Pada edisi perdana ini, All England mempertandingkan tiga nomor: ganda putra (dimenangi D. Oakes/Stewart Massey), ganda putri (Meriel Lucas/Mary Graeme), dan ganda campuran (D. Oakes/Daisey St. John). Lantaran kala itu All England masih merupakan turnamen kejuaraan dunia ‘tak resmi’, maka dari itu saat itu para pemenangnya boleh dikatakan sebagai juara dunia.

Dulunya, kejuaraan ini adalah kejuaraan khusus bulutangkis cabang double saja. Namun, kejuaraan ini sempat terhenti saat masa perang dunia. Sebetulnya, tak hanya bulutangkis saja yang terhenti, kompetisi sepakbola dan kehidupan normal pun terhenti pada masa-masa perang tersebut.

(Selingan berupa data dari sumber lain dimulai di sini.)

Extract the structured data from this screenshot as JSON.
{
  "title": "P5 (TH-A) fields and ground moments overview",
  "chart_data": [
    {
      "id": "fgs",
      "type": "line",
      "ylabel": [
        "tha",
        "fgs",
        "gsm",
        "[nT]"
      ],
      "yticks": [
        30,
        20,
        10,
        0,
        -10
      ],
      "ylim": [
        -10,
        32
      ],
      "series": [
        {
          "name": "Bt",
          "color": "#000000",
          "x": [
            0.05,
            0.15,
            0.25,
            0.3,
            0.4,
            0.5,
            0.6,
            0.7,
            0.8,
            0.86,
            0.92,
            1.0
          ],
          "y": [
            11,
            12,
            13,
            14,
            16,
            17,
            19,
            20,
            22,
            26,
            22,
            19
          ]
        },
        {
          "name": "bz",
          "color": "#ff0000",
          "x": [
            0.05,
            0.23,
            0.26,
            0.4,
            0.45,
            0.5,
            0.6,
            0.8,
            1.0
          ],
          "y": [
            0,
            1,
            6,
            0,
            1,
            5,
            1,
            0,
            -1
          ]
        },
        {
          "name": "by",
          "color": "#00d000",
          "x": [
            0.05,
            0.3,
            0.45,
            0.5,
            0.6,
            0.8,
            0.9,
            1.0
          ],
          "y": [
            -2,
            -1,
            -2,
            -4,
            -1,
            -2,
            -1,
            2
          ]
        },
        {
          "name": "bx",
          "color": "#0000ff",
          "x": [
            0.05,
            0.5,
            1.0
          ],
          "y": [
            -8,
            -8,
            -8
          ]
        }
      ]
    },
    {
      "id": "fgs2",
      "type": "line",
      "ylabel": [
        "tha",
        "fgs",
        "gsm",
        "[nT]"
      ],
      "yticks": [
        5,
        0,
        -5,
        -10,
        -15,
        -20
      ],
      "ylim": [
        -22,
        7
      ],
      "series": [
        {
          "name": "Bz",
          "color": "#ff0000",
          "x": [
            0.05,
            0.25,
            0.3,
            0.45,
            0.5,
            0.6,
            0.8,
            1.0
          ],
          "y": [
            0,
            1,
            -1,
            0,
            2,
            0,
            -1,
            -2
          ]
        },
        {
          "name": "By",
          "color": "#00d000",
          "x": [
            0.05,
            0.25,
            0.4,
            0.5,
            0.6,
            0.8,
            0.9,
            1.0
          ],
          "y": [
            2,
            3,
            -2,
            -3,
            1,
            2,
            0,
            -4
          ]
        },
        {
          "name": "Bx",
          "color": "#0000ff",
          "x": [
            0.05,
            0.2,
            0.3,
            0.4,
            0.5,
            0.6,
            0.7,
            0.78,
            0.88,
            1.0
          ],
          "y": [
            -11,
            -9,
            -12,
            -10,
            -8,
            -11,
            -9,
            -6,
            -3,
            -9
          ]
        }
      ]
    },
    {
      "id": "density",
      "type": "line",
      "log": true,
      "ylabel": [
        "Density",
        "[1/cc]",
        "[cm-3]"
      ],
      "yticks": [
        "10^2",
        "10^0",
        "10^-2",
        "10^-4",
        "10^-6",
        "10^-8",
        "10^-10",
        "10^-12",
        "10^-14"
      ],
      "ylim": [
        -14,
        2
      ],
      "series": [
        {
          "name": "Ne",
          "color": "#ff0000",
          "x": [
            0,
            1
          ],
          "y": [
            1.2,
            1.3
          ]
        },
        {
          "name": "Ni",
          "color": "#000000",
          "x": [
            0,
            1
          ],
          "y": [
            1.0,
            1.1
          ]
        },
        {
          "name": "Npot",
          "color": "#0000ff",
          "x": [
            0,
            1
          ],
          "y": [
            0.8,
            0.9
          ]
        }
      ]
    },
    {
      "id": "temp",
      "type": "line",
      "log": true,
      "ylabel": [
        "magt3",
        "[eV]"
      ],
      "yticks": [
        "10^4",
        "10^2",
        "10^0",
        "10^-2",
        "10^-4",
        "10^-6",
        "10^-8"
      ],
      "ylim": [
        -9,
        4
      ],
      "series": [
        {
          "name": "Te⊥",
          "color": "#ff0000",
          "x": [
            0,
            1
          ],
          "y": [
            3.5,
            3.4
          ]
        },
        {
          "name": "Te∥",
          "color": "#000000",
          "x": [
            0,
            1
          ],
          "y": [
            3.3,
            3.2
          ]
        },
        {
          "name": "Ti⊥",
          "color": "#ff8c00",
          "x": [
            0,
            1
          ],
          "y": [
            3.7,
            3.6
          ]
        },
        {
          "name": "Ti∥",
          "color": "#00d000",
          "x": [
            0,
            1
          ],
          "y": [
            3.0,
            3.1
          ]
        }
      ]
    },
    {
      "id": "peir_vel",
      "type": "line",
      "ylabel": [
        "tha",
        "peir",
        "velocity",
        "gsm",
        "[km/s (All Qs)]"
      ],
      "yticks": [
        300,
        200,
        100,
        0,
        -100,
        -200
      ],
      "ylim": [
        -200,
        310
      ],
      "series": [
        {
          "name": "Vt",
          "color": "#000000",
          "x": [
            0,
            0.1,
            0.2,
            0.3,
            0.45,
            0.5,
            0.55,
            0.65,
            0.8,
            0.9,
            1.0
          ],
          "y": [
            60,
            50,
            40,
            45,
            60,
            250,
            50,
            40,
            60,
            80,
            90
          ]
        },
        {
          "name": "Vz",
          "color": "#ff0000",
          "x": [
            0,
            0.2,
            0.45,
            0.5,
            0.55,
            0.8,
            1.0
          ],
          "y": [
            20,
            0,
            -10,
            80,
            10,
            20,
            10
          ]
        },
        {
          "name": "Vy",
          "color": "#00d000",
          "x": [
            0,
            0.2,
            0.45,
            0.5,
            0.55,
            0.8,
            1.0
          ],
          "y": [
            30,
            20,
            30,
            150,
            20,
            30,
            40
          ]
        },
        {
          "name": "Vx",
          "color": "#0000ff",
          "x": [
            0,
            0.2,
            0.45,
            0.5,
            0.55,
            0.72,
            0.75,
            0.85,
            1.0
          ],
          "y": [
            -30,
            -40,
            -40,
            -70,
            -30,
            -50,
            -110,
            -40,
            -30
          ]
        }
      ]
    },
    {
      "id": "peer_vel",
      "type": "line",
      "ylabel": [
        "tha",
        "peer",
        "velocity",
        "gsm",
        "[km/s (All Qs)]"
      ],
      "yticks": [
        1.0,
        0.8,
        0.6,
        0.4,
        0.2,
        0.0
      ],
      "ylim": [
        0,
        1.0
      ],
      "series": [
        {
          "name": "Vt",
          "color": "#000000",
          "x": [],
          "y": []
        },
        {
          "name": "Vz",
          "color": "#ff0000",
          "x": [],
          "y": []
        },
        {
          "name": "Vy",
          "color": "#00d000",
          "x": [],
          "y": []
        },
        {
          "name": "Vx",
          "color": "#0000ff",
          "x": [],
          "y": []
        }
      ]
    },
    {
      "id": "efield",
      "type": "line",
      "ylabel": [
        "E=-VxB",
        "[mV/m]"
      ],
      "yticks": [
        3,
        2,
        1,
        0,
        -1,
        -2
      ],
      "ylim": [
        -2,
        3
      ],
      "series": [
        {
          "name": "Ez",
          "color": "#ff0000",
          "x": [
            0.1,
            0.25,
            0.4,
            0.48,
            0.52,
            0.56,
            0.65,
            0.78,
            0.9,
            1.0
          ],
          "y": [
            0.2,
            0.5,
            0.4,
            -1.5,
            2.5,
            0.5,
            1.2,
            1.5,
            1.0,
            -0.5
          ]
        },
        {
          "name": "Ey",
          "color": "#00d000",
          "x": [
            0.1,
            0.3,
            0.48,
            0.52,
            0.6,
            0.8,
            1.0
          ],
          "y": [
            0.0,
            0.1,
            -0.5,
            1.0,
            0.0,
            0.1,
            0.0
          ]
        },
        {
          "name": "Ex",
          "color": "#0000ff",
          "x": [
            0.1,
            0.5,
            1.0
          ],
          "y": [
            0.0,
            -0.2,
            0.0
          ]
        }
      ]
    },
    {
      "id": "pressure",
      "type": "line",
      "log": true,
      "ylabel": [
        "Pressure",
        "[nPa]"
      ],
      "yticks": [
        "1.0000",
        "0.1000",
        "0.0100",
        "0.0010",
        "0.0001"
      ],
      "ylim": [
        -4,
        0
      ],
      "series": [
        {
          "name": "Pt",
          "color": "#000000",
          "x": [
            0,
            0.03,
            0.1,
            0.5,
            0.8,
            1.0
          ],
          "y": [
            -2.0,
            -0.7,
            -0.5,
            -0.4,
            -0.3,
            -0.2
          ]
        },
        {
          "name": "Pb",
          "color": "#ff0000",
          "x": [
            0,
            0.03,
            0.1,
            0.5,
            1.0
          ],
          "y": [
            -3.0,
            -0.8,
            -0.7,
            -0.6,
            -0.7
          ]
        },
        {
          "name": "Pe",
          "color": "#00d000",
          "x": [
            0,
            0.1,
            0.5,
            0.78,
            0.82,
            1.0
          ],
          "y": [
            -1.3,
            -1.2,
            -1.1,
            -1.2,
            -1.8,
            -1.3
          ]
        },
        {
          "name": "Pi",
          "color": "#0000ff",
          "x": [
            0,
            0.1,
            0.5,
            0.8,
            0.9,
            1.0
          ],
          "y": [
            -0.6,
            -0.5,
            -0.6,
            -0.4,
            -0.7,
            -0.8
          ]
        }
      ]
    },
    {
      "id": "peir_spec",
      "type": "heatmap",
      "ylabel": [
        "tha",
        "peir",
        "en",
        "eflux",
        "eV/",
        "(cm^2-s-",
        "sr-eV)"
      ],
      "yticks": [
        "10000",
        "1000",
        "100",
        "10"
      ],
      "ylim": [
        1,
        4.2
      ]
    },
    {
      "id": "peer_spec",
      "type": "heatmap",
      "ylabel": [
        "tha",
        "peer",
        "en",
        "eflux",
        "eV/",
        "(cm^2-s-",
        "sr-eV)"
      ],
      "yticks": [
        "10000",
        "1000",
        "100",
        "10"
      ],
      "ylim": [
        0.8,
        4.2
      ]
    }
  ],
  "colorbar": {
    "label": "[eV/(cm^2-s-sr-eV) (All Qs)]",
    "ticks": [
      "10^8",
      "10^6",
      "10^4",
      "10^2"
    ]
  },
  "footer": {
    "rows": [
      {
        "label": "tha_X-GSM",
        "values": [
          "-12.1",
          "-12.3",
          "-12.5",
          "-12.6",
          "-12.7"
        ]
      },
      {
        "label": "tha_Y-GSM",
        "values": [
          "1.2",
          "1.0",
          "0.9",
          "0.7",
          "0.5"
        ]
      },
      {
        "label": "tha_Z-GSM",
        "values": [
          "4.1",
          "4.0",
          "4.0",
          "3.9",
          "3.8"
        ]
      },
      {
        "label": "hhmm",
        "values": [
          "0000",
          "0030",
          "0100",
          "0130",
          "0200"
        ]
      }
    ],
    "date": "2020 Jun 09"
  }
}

Penguasa All England dari Masa ke Masa

Inggris sebagai negara di mana turnamen All England lahir, menempatkan atletnya sebagai penguasa. Nama Sir George Alan Thomas dan Elizabeth “Betty” Uber merupakan dua di antara atlet bulutangkis Inggris yang meraih sukses.  Dulu kala, keduanya berhasil mendominasi turnamen bulutangkis termasuk All England.

Bayangkan saja, Thomas hingga kini masih memegang rekor gelar juara terbanyak di All England dengana catatan 21 gelar di semua nomor (4 gelar tunggal putra, 9 gelar ganda putra, dan 8 gelar ganda campuran). Sementara Uber berhasil mengoleksi total 13 gelar All England (1 gelar tunggal putri, 4 gelar ganda putri, dan 8 gelar ganda campuran).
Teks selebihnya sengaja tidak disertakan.